Castle Gate was named for a unique rock formation that looks like a castle. As you approached this formation from either direction you had the impression that the Gods were opening or closing a way through the mountain just for you. Some idiot from the Utah Department of Transportation blew one side of the Castle off so we can now drive around the curve five miles faster.
The #1 Castle Gate mine opened in about 1886. It opened after the Denver & Rio Grande Railroad ran their tracks over the mountain from Springville. It is a mine producing high quality coal.
The first houses for their employees were old boxcars provided by the railroad. In time homes and buildings were built as more people came. By 1914 it was incorporated as a town. It was a Company Town. Utah Fuel/D&RG owned the ground and all the houses and buildings. The store was also called the Wasatch Store.  Here too, you had to buy from it or lose your job.  At 8:30 a.m. 8 March, 1923 there was another disaster, another explosion was felt. The heavy iron doors of the #2 Mine were blown over the mountain. It cost the lives of 173 miners and many were injured. Exploding coal dust and methane gasses also caused this explosion. Jack Thorpe, father of Jack Thorpe, mine inspector (relative of Hall family) was killed as he entered the mine. His wife, Eva had a dream of this: Eva dreamed about a ball of fire that shot many streamers to all her neighbors. When the last streamer of fire hit their house she screamed, "Jack you’re going to burn", and he did. The two worst mine disasters in Utah history were at the properties owned by Utah Fuel.

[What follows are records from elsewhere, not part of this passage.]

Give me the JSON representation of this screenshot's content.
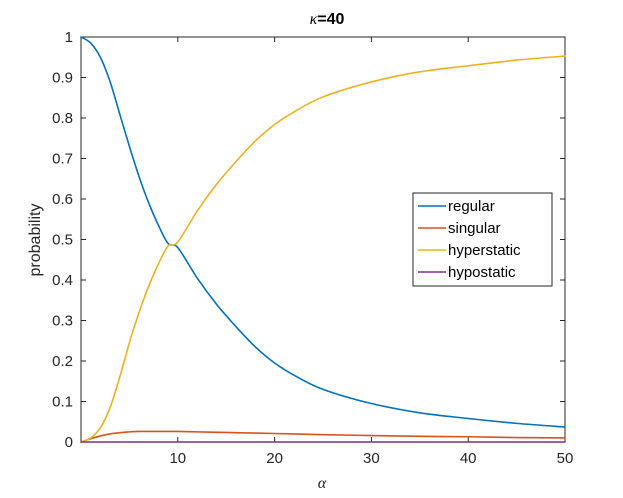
{
  "chart_data": {
    "type": "line",
    "title_symbol": "κ",
    "title_rest": "=40",
    "xlabel": "α",
    "ylabel": "probability",
    "xlim": [
      0,
      50
    ],
    "ylim": [
      0,
      1
    ],
    "xticks": [
      10,
      20,
      30,
      40,
      50
    ],
    "xtick_labels": [
      "10",
      "20",
      "30",
      "40",
      "50"
    ],
    "yticks": [
      0,
      0.1,
      0.2,
      0.3,
      0.4,
      0.5,
      0.6,
      0.7,
      0.8,
      0.9,
      1
    ],
    "ytick_labels": [
      "0",
      "0.1",
      "0.2",
      "0.3",
      "0.4",
      "0.5",
      "0.6",
      "0.7",
      "0.8",
      "0.9",
      "1"
    ],
    "grid": false,
    "legend_position": "center-right",
    "x": [
      0,
      1,
      2,
      3,
      4,
      5,
      6,
      7,
      8,
      9,
      10,
      12,
      14,
      16,
      18,
      20,
      22,
      25,
      30,
      35,
      40,
      45,
      50
    ],
    "series": [
      {
        "name": "regular",
        "color": "#0072BD",
        "values": [
          1.0,
          0.985,
          0.95,
          0.89,
          0.81,
          0.73,
          0.655,
          0.59,
          0.535,
          0.49,
          0.48,
          0.405,
          0.34,
          0.285,
          0.235,
          0.195,
          0.165,
          0.13,
          0.095,
          0.072,
          0.058,
          0.046,
          0.037
        ]
      },
      {
        "name": "singular",
        "color": "#D95319",
        "values": [
          0.0,
          0.008,
          0.015,
          0.02,
          0.023,
          0.025,
          0.026,
          0.026,
          0.026,
          0.026,
          0.026,
          0.025,
          0.024,
          0.023,
          0.022,
          0.021,
          0.02,
          0.018,
          0.016,
          0.014,
          0.013,
          0.011,
          0.01
        ]
      },
      {
        "name": "hyperstatic",
        "color": "#EDB120",
        "values": [
          0.0,
          0.01,
          0.035,
          0.085,
          0.16,
          0.245,
          0.32,
          0.385,
          0.44,
          0.484,
          0.494,
          0.57,
          0.636,
          0.692,
          0.743,
          0.784,
          0.815,
          0.852,
          0.889,
          0.914,
          0.929,
          0.943,
          0.953
        ]
      },
      {
        "name": "hypostatic",
        "color": "#7E2F8E",
        "values": [
          0,
          0,
          0,
          0,
          0,
          0,
          0,
          0,
          0,
          0,
          0,
          0,
          0,
          0,
          0,
          0,
          0,
          0,
          0,
          0,
          0,
          0,
          0
        ]
      }
    ]
  }
}
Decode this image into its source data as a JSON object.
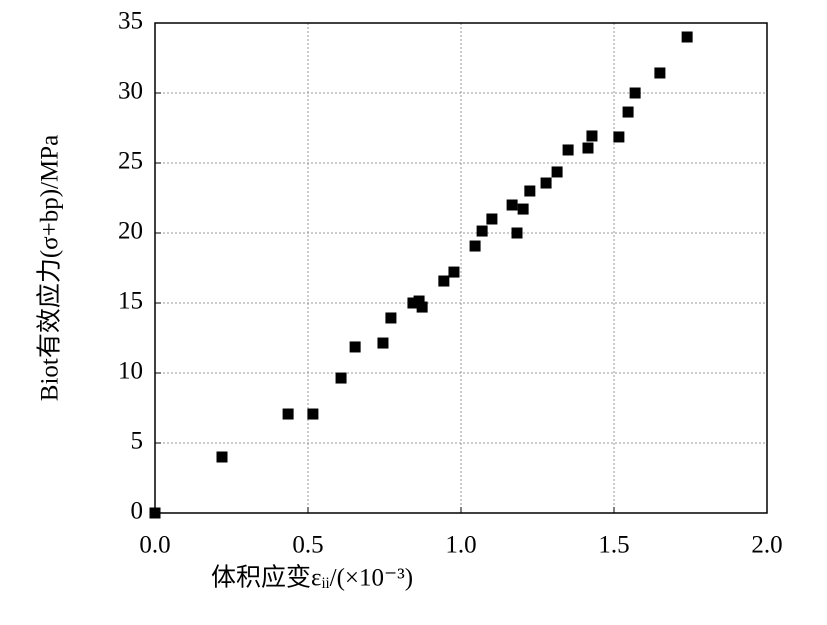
{
  "chart_data": {
    "type": "scatter",
    "x_label": "体积应变εᵢᵢ/(×10⁻³)",
    "y_label": "Biot有效应力(σ+bp)/MPa",
    "xlim": [
      0,
      2
    ],
    "ylim": [
      0,
      35
    ],
    "xticks": [
      {
        "value": 0,
        "label": "0.0"
      },
      {
        "value": 0.5,
        "label": "0.5"
      },
      {
        "value": 1,
        "label": "1.0"
      },
      {
        "value": 1.5,
        "label": "1.5"
      },
      {
        "value": 2,
        "label": "2.0"
      }
    ],
    "yticks": [
      0,
      5,
      10,
      15,
      20,
      25,
      30,
      35
    ],
    "grid": true,
    "color": "#000000",
    "x": [
      0,
      0.219,
      0.435,
      0.516,
      0.608,
      0.654,
      0.745,
      0.771,
      0.843,
      0.863,
      0.873,
      0.944,
      0.977,
      1.046,
      1.069,
      1.101,
      1.167,
      1.183,
      1.203,
      1.225,
      1.278,
      1.314,
      1.35,
      1.415,
      1.428,
      1.516,
      1.546,
      1.569,
      1.65,
      1.739
    ],
    "values": [
      0,
      4.0,
      7.07,
      7.07,
      9.64,
      11.86,
      12.14,
      13.93,
      15.0,
      15.14,
      14.71,
      16.57,
      17.21,
      19.07,
      20.14,
      21.0,
      22.0,
      20.0,
      21.71,
      23.0,
      23.57,
      24.36,
      25.93,
      26.07,
      26.93,
      26.86,
      28.64,
      30.0,
      31.43,
      34.0
    ]
  }
}
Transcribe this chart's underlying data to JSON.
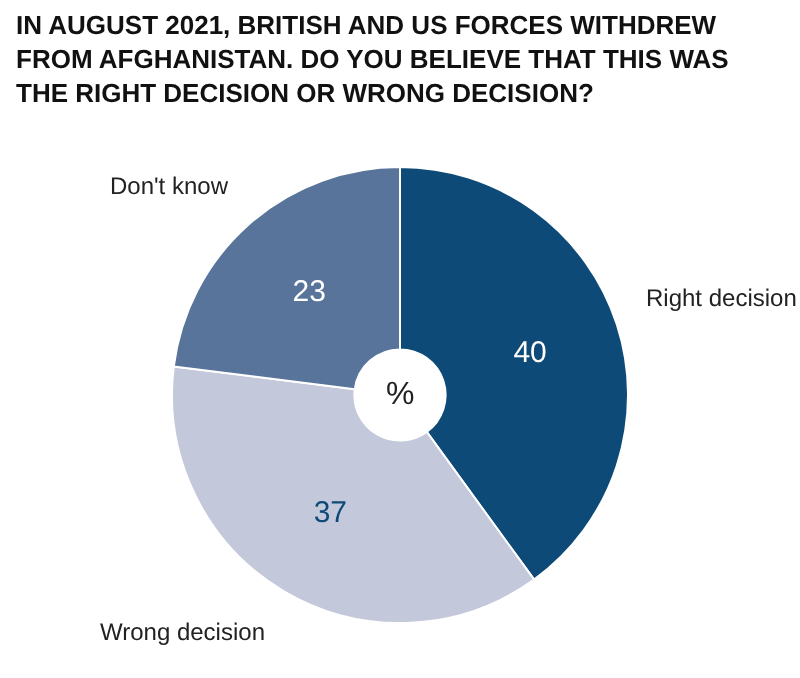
{
  "chart_data": {
    "type": "donut",
    "title": "IN AUGUST 2021, BRITISH AND US FORCES WITHDREW FROM AFGHANISTAN. DO YOU BELIEVE THAT THIS WAS THE RIGHT DECISION OR WRONG DECISION?",
    "categories": [
      "Right decision",
      "Wrong decision",
      "Don't know"
    ],
    "values": [
      40,
      37,
      23
    ],
    "colors": [
      "#0e4a77",
      "#c3c9db",
      "#58749a"
    ],
    "data_labels": true,
    "legend": false,
    "annotations": [
      "%"
    ]
  }
}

Jobs were found for many of our family here at Castle Gate when Winter Quarters was shut down. Charles Houghton was given an out-side job when his thumb was cut off and reattached. Joe Nielson resumed his work in the Wasatch Store. Utah Fuel seemed like a good employer but history reveals a much darker side of the industrial revolution that was sweeping the country. Utah passed many laws to encourage new industries. Utah even to this day has never passed any law to ever restrict freedom of the mine owners to control its workers. Federal laws and the courts have been the only means by which the miners have secured some degree of justice.

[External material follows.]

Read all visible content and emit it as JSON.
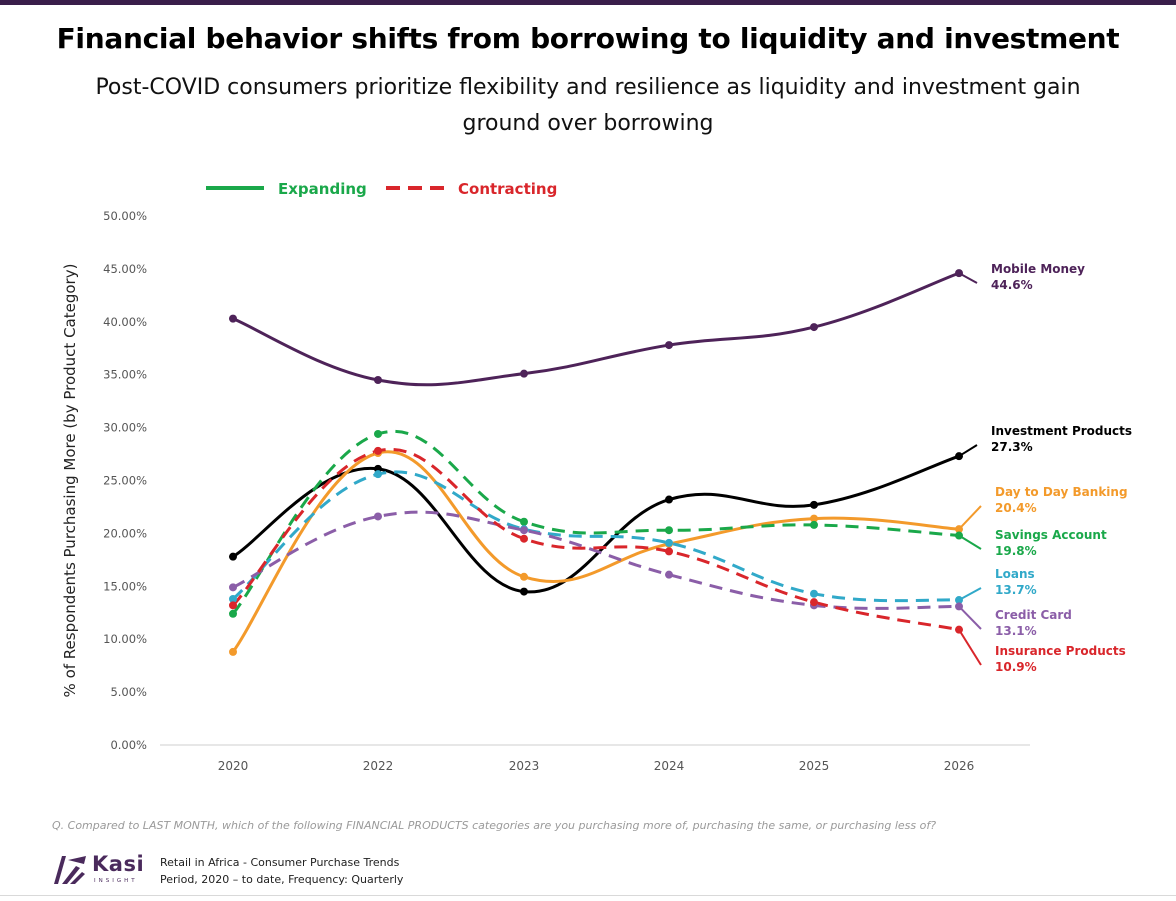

Safety and wages (the need for pay increase or to stop the companies from cutting pay) has caused the miners now and then to rebel and strike.  It has taken many bitter strikes and much suffering to force the companies and the State to recognize unions. But Utah lawmakers have weakened the unions right to organize and strike in every way possible. That is why Utah mines are still so unsafe (4 times more dangerous in 1996) and the pay is much lower here than in other states.
Houghton Home my Jeep
Oh, there were some grand battles. I can still remember the cars tipped over and fires in the streets to block the roads and listening to the tales of the fights in the mountains with guns and blasting powder. It all started when strikers would be fired and their families and all belongings were thrown out of their homes and into the streets. Scabs would move into their homes and hundreds of gunmen were brought in from Colorado, Idaho and Montana to protect and escort the scabs to work. Seeing their jobs taken would anger the old

workers. Fights would soon take place. Eventually a striker would be shot, then scabs would be shot. The State Militia would be called to establish martial law and sharpshooters hiding in the hills would shoot at the strikers. I can still remember the metal tank on rails that protected the Company gunmen while they shot at the strikers. And the intense hatred of the Bingham people who opposed these lawless company gunmen (hoodlums with no one to answer to). Labor agents were sent to Yugoslavia, Greece, Turkey, Italy, Mexico and elsewhere to find cheap laborers. The English were preferred because they were skilled miners. Mormons and whites also did well because of the Church owned mines and control of government. My family came from Finland and took part in these strikes and suffered during these hard times. Then there were the minorities from Central Europe, who were so abused by the companies, that were the first to join unions. Some even came as scabs and in time became strikers because of injustice.
 There was no tolerance for race or religion in those days. When their husbands were locked into box-cars, pest houses or jail, the wives and daughters would march in the streets and man the picket lines. The emigrant’s Old World customs, beliefs and religion caused them to be scorned both by the Mormons and the company.There is a lot of mining going on in Carbon County but they are using more machinery and fewer people. We still have family members that are part of it. Federal Laws and Unions have given them a safer job with a better life and a pension if they live long enough. The people have learned to tolerate and enjoy each other. They are no longer separated by racial or ethnic groups like they were in my day. The diversity of its people makes Carbon County a most enjoyable place to go. It's also getting harder to find a good family restaurant serving ethnic food.